Pride (Latin: superbia) is considered, on almost every list, the original and most serious of the seven deadly sins. Out of the seven, it is the most angelical, or demonic. It is also thought to be the source of the other capital sins. Also known as hubris (from ancient Greek ὕβρις), or futility, it is identified as dangerously corrupt selfishness, the putting of one's own desires, urges, wants, and whims before the welfare of other people.
In even more destructive cases, it is irrationally believing that one is essentially and necessarily better, superior, or more important than others, failing to acknowledge the accomplishments of others, and excessive admiration of the personal image or self (especially forgetting one's own lack of divinity, and refusing to acknowledge one's own limits, faults, or wrongs as a human being).
What the weak head with strongest bias rules, Is pride, the never-failing vice of fools.
— Alexander Pope, An Essay on Criticism, line 203.
As pride has been labelled the father of all sins, it has been deemed the devil's most prominent trait.

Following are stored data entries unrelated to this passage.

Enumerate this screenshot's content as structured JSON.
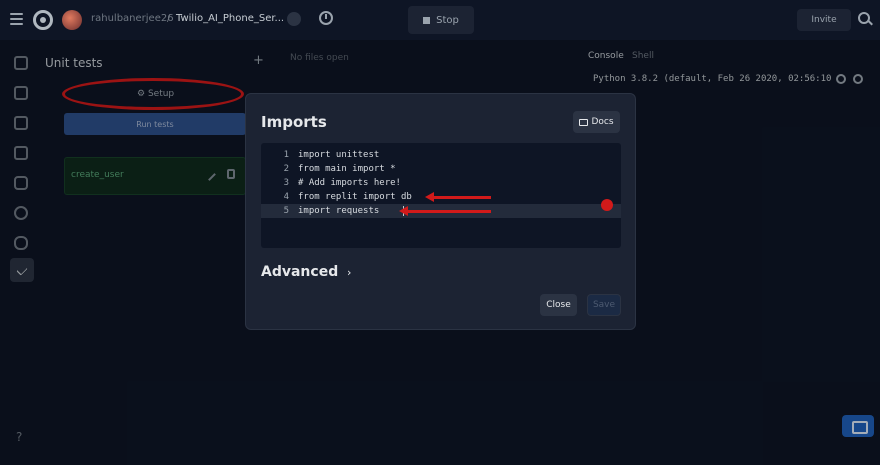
{
  "topbar": {
    "username": "rahulbanerjee26",
    "separator": "/",
    "repo_name": "Twilio_AI_Phone_Ser...",
    "stop_label": "Stop",
    "invite_label": "Invite"
  },
  "unit_tests": {
    "title": "Unit tests",
    "add_symbol": "+",
    "setup_label": "Setup",
    "run_tests_label": "Run tests",
    "tests": [
      {
        "name": "create_user"
      }
    ]
  },
  "editor": {
    "empty_label": "No files open"
  },
  "console": {
    "tabs": [
      "Console",
      "Shell"
    ],
    "output": "Python 3.8.2 (default, Feb 26 2020, 02:56:10"
  },
  "modal": {
    "title": "Imports",
    "docs_label": "Docs",
    "code_lines": [
      {
        "num": "1",
        "text": "import unittest"
      },
      {
        "num": "2",
        "text": "from main import *"
      },
      {
        "num": "3",
        "text": "# Add imports here!"
      },
      {
        "num": "4",
        "text": "from replit import db"
      },
      {
        "num": "5",
        "text": "import requests"
      }
    ],
    "advanced_label": "Advanced",
    "advanced_chevron": "›",
    "close_label": "Close",
    "save_label": "Save"
  },
  "rail": {
    "help_label": "?"
  },
  "colors": {
    "accent_annotation": "#d11a1a",
    "run_tests_button": "#2d4f8a",
    "test_row_bg": "#0f2a1d"
  }
}
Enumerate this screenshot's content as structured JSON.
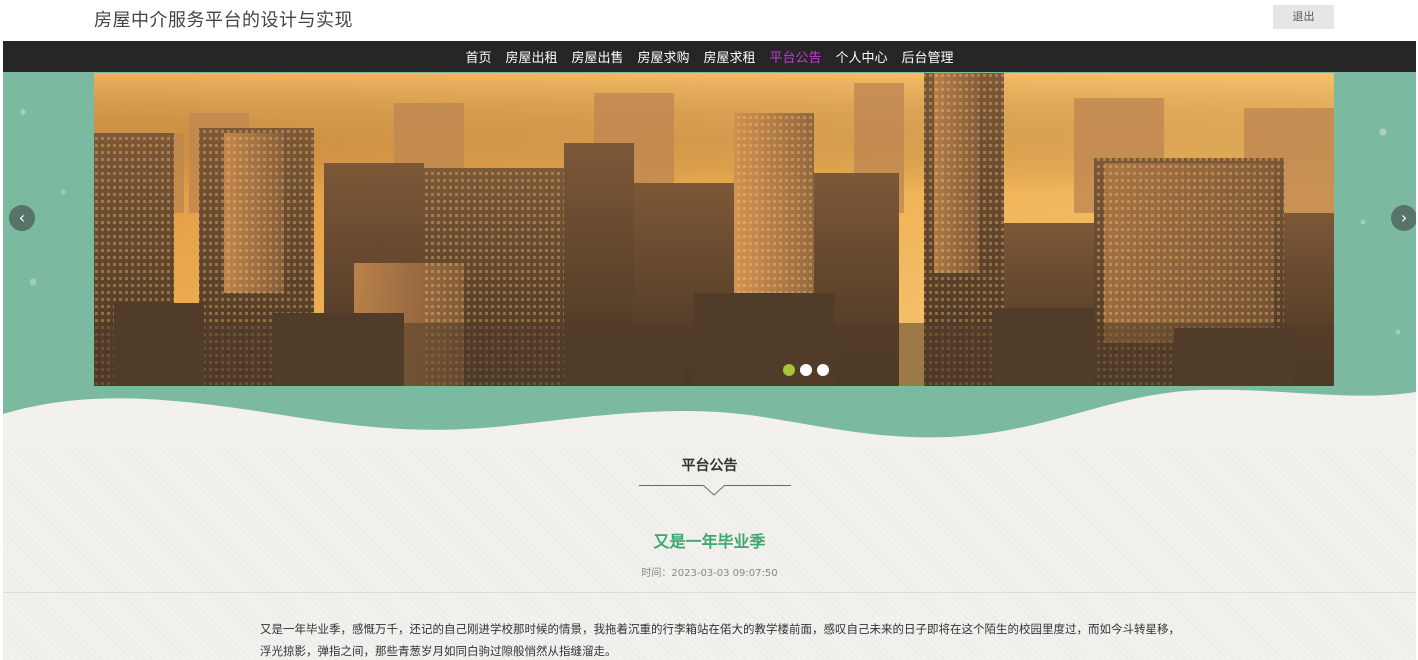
{
  "header": {
    "site_title": "房屋中介服务平台的设计与实现",
    "logout_label": "退出"
  },
  "nav": {
    "items": [
      {
        "label": "首页"
      },
      {
        "label": "房屋出租"
      },
      {
        "label": "房屋出售"
      },
      {
        "label": "房屋求购"
      },
      {
        "label": "房屋求租"
      },
      {
        "label": "平台公告"
      },
      {
        "label": "个人中心"
      },
      {
        "label": "后台管理"
      }
    ],
    "active_index": 5,
    "active_color": "#c53bd6"
  },
  "carousel": {
    "prev_icon": "chevron-left-icon",
    "next_icon": "chevron-right-icon",
    "prev_glyph": "‹",
    "next_glyph": "›",
    "slide_count": 3,
    "active_slide": 0,
    "accent_color": "#7bb9a1"
  },
  "notice": {
    "section_title": "平台公告",
    "article_title": "又是一年毕业季",
    "time_text": "时间：2023-03-03 09:07:50",
    "body": "又是一年毕业季，感慨万千，还记的自己刚进学校那时候的情景，我拖着沉重的行李箱站在偌大的教学楼前面，感叹自己未来的日子即将在这个陌生的校园里度过，而如今斗转星移，浮光掠影，弹指之间，那些青葱岁月如同白驹过隙般悄然从指缝溜走。",
    "title_color": "#3aa86f"
  }
}
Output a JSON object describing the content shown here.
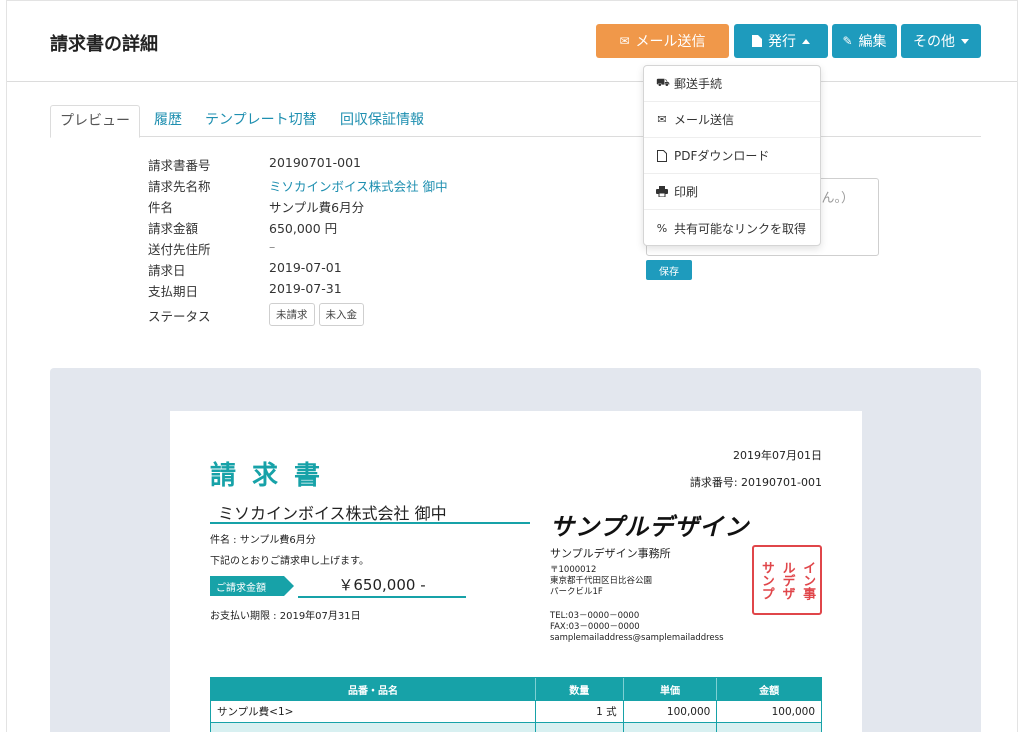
{
  "page": {
    "title": "請求書の詳細"
  },
  "toolbar": {
    "mail_label": "メール送信",
    "issue_label": "発行",
    "edit_label": "編集",
    "other_label": "その他"
  },
  "dropdown": {
    "items": [
      {
        "icon": "truck-icon",
        "label": "郵送手続"
      },
      {
        "icon": "envelope-icon",
        "label": "メール送信"
      },
      {
        "icon": "pdf-icon",
        "label": "PDFダウンロード"
      },
      {
        "icon": "print-icon",
        "label": "印刷"
      },
      {
        "icon": "link-icon",
        "label": "共有可能なリンクを取得"
      }
    ]
  },
  "tabs": [
    {
      "label": "プレビュー"
    },
    {
      "label": "履歴"
    },
    {
      "label": "テンプレート切替"
    },
    {
      "label": "回収保証情報"
    }
  ],
  "info": {
    "rows": [
      {
        "label": "請求書番号",
        "value": "20190701-001"
      },
      {
        "label": "請求先名称",
        "value": "ミソカインボイス株式会社 御中"
      },
      {
        "label": "件名",
        "value": "サンプル費6月分"
      },
      {
        "label": "請求金額",
        "value": "650,000 円"
      },
      {
        "label": "送付先住所",
        "value": "–"
      },
      {
        "label": "請求日",
        "value": "2019-07-01"
      },
      {
        "label": "支払期日",
        "value": "2019-07-31"
      }
    ],
    "status_label": "ステータス",
    "status_badges": [
      "未請求",
      "未入金"
    ]
  },
  "memo": {
    "placeholder_fragment": "ん。）",
    "save_label": "保存"
  },
  "invoice": {
    "date": "2019年07月01日",
    "number": "請求番号: 20190701-001",
    "title": "請求書",
    "client": "ミソカインボイス株式会社 御中",
    "subject": "件名 : サンプル費6月分",
    "greeting": "下記のとおりご請求申し上げます。",
    "amount_label": "ご請求金額",
    "amount": "￥650,000 -",
    "due": "お支払い期限 : 2019年07月31日",
    "company_logo": "サンプルデザイン",
    "company_name": "サンプルデザイン事務所",
    "postal": "〒1000012",
    "address1": "東京都千代田区日比谷公園",
    "address2": "パークビル1F",
    "tel": "TEL:03－0000－0000",
    "fax": "FAX:03－0000－0000",
    "email": "samplemailaddress@samplemailaddress",
    "seal_text": [
      "サンプ",
      "ルデザ",
      "イン事",
      "務所"
    ],
    "table": {
      "headers": [
        "品番・品名",
        "数量",
        "単価",
        "金額"
      ],
      "rows": [
        {
          "name": "サンプル費<1>",
          "qty": "1 式",
          "unit": "100,000",
          "amount": "100,000"
        }
      ]
    }
  },
  "colors": {
    "accent": "#1e9bbd",
    "mail": "#f0984a",
    "invoice_teal": "#17a2a8",
    "seal_red": "#e0464a"
  }
}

C.S. Lewis writes, in Mere Christianity, that pride is the "anti-God" state, the position in which the ego and the self are directly opposed to God: "Unchastity, anger, greed, drunkenness, and all that, are mere fleabites in comparison: it was through Pride that the devil became the devil: Pride leads to every other vice: it is the complete anti-God state of mind." Pride is understood to sever the spirit from God, as well as His life-and-grace-giving Presence.
One can be prideful for different reasons. Author Ichabod Spencer states that "spiritual pride is the worst kind of pride, if not worst snare of the devil. The heart is particularly deceitful on this one thing." Jonathan Edwards said "remember that pride is the worst viper that is in the heart, the greatest disturber of the soul's peace and sweet communion with Christ; it was the first sin that ever was, and lies lowest in the foundation of Satan's whole building, and is the most difficultly rooted out, and is the most hidden, secret and deceitful of all lusts, and often creeps in, insensibly, into the midst of religion and sometimes under the disguise of humility."